According to the BBC, “Fake or misleading news can have a real impact on those who find themselves the targets. This has been a particular problem in India during the coronavirus pandemic, where reliable sources of news are frequently drowned out by unverified information online.”


The BBC Reality Check team has been conducting research on false claims on the internet. According to the BBC, “Of the 1,447 fact-checks on five Indian websites, claims around coronavirus dominated, making up 58% of them.”


What are some of the effects of these claims?


A great example is what happened to the meat industry in India after these false claims. “False claims were also widely spread in India that eating vegetarian food and eliminating meat from your diet could prevent you from getting coronavirus.” The meat industry lost close to 80% of its sales from these false claims. Truly hurting thousands of businesses.


Speaking of businesses and misinformation, what can you tell the crew about the recent backlash against Facebook?


Advertisers are boycotting Facebook, and are refusing to advertise on that platform because of misinformation and hate speech on the platform. According to Forbes.com, “Over 100 companies, including LEGO Group, Dunkin Donuts, PopSockets Europe and Consumer Reports, joined the boycott on Wednesday; following a slew of major announcements this week from Target, Best Buy, Pfizer, Ford, Adidas, Clorox, Chobani and more that they would join an unfriending list of over 500 brands that collectively spend hundreds of millions of dollars with Facebook every year.”

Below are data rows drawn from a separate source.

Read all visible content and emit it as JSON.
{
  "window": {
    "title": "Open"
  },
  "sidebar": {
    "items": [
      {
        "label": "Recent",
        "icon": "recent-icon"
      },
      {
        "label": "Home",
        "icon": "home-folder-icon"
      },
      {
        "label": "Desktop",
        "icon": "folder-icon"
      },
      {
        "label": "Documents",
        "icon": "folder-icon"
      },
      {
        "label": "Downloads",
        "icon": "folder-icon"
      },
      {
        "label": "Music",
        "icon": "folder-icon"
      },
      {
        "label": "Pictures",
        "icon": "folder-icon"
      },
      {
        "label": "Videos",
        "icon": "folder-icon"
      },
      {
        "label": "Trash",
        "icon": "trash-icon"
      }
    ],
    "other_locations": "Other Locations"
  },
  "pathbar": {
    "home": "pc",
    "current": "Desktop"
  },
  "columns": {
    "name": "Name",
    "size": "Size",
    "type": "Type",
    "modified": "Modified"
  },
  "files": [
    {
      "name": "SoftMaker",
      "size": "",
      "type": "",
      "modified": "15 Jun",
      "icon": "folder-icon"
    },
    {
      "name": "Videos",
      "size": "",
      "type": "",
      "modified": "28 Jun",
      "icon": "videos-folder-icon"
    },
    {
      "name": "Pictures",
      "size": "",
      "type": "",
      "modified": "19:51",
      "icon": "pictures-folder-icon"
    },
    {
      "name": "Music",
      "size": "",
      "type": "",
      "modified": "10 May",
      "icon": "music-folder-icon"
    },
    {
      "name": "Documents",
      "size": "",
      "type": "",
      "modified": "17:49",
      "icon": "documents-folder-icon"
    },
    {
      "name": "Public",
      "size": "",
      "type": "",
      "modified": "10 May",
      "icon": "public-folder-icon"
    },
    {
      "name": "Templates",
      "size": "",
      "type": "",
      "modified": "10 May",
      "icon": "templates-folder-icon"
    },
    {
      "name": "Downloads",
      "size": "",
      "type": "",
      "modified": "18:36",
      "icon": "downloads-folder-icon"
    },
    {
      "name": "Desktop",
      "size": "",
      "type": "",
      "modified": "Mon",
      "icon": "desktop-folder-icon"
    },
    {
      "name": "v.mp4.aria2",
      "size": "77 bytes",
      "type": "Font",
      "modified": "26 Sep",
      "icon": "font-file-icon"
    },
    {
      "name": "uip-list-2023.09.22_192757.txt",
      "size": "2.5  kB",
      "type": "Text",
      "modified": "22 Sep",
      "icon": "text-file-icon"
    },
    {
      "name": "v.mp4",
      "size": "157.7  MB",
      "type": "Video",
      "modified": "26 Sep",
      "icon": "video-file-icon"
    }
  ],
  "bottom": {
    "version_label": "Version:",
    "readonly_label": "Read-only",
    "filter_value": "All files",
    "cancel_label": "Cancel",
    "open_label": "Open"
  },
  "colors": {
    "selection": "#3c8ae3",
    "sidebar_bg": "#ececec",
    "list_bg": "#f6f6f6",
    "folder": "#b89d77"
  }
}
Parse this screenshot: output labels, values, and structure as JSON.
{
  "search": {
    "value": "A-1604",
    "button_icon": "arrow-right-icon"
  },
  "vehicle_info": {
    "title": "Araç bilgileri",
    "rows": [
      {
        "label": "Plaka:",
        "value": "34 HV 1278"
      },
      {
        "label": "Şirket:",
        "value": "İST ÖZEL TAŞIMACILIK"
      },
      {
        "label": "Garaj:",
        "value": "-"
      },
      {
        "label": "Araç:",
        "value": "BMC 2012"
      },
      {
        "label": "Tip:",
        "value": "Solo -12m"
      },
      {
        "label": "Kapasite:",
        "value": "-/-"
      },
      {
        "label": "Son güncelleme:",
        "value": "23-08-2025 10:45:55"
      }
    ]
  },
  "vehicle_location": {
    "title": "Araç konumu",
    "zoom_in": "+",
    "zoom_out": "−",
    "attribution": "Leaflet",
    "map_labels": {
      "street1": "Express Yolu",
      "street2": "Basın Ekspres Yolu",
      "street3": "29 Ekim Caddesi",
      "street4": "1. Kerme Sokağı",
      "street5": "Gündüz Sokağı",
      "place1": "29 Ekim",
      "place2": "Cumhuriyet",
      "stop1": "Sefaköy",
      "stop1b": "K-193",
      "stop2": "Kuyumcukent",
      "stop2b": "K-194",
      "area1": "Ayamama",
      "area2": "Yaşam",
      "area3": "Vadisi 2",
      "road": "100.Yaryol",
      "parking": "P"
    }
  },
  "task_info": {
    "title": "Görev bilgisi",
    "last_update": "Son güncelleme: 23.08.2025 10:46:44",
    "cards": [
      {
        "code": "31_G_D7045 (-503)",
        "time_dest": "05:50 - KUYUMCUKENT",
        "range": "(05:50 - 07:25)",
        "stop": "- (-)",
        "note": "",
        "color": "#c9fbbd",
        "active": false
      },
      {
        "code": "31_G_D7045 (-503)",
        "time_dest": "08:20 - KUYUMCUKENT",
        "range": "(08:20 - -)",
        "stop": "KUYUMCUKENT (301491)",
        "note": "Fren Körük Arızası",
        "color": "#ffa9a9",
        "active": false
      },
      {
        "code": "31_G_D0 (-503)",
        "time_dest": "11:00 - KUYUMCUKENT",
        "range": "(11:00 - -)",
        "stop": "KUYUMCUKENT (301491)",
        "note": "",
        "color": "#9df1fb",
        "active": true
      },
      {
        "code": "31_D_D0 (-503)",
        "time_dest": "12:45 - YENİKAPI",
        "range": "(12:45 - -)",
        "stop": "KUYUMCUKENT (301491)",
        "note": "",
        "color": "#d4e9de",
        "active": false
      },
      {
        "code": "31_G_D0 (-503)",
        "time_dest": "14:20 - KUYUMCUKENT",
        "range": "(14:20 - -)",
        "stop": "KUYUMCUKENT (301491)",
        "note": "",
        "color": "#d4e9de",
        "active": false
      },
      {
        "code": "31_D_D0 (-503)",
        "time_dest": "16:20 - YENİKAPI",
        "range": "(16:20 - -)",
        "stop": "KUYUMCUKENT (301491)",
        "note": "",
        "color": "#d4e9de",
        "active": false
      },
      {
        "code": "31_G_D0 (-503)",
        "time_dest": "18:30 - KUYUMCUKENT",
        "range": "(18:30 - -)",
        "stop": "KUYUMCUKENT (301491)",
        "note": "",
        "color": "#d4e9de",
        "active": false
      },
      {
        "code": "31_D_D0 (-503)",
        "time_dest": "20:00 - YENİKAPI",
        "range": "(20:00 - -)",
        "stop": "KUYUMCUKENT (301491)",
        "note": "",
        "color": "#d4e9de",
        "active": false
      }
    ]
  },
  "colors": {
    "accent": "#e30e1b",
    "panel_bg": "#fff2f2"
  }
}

Facebook made close to $70 billion last year, it’ll be interesting to see how this affects them financially.


So are social media platforms doing about fake news?


Most recently, Facebook has partnered with Full Fact, a United Kingdom Independent Fact-Checking Charity, to start a campaign to help their users stamp out fake news.

According to CNET, “Starting next month, Facebook users in the UK, Europe, Turkey, Africa, and the Middle East will see ads in their feeds encouraging them to think critically about the information they see.”


How do people check if something is fake news?


Ted-Ed, which is Ted Talk’s educational blog, gives us a few great tips.

  • Who wrote it?

  • What claims does it make?

  • When was it published?

  • Where was it published?

  • Most importantly, how does it make you feel?